“Mettere la corna” è un detto di origini bizantine.
Tutto cominciò con l’imperatore Andronico I Comneno (1118-1185), gran seduttore, personaggio grandioso, terribile e teatrale al tempo stesso. Era nipote dell’imperatore Giovanni I. Da principe ribelle cospirò in modo incessante contro suo cugino, il “basileus” Manuele I che alla fine fu costretto a imprigionarlo.
Fughe, riconciliazioni, evasioni e congiure segnarono la sua avventurosa esistenza. Per salire al potere, Andronico uccise la vedova di Manuele I e strangolò con una corda d’arco l’erede al trono Alessio II. Insieme alle cospirazioni, collezionò delitti e relazioni incestuose.
Fece una guerra feroce agli aristocratici che lo avversavano: prima li faceva arrestare, spesso per futili motivi e poi rapiva le loro mogli con le quali si sollazzava a lungo. Non contento, sulle facciate dei palazzi delle sue vittime faceva appendere per scherno, come trofei, le teste dei cervi che aveva abbattuto a caccia.

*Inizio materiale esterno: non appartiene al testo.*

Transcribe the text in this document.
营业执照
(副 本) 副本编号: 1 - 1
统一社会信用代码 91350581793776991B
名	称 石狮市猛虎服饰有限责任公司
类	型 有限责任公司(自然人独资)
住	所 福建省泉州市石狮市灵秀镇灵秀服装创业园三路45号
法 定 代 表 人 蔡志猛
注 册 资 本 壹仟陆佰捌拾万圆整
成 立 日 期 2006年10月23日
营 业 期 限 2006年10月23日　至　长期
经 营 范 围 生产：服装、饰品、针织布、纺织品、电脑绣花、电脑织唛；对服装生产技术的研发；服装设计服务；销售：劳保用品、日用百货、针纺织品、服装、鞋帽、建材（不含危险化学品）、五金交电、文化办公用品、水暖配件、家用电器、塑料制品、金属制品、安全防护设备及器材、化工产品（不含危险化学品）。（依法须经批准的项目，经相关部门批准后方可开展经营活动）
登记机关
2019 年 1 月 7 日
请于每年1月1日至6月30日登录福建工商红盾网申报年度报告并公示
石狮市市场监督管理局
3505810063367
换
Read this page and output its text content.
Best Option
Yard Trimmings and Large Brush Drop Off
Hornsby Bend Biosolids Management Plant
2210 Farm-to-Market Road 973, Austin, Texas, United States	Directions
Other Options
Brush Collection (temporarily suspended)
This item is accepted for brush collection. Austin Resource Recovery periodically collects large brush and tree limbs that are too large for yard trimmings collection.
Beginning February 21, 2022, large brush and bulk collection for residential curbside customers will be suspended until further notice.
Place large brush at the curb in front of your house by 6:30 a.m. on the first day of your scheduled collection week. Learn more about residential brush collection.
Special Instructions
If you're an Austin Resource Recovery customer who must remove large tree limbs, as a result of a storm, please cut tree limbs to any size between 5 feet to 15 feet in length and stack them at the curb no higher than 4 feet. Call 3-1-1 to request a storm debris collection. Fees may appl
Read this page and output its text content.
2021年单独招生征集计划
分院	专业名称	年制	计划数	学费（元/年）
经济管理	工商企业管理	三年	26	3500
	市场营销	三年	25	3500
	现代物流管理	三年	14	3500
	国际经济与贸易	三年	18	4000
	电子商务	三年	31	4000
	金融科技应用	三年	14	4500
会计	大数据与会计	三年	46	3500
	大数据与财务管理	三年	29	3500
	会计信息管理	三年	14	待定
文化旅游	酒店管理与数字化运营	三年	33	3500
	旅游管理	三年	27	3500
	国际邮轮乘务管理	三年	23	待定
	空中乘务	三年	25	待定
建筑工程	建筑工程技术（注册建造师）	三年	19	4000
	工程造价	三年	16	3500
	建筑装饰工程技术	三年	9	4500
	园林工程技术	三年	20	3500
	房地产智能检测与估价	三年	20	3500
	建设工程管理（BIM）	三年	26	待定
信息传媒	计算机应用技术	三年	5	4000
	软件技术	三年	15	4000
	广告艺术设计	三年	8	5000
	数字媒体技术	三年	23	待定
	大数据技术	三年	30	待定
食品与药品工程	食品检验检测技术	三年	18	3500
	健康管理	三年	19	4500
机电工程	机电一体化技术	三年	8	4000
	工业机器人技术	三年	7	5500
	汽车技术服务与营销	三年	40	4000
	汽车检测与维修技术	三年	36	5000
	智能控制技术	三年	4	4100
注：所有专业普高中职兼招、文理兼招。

Con stupore, nell’anno di grazia 1185, i soldati siciliani di re Guglielmo II il Normanno che mossero contro il tiranno, quando conquistarono Salonicco si accorsero che su decine di palazzi nobiliari pendevano misteriosi teschi di animali cornuti. Quando ne conobbero il motivo, nacque la frase “mettere le corna” , in greco “cherata poiein”. Da allora l’epiteto “cornuto” si diffuse a gran velocità, in Sicilia, in Italia e in tutta Europa.
Il tiranno Andronico Comneno fece però una brutta fine: venne linciato dalla folla inferocita (vedi miniatura) come racconta Giovanni Boccaccio nel suo “De casibus virorum illustrium” (1359) un istruttivo libro in cui l’autore del “Decameron” narrò la triste storia di 58 illustri personaggi che al culmine della loro gloria andarono in rovina per un improvviso rovescio della Fortuna.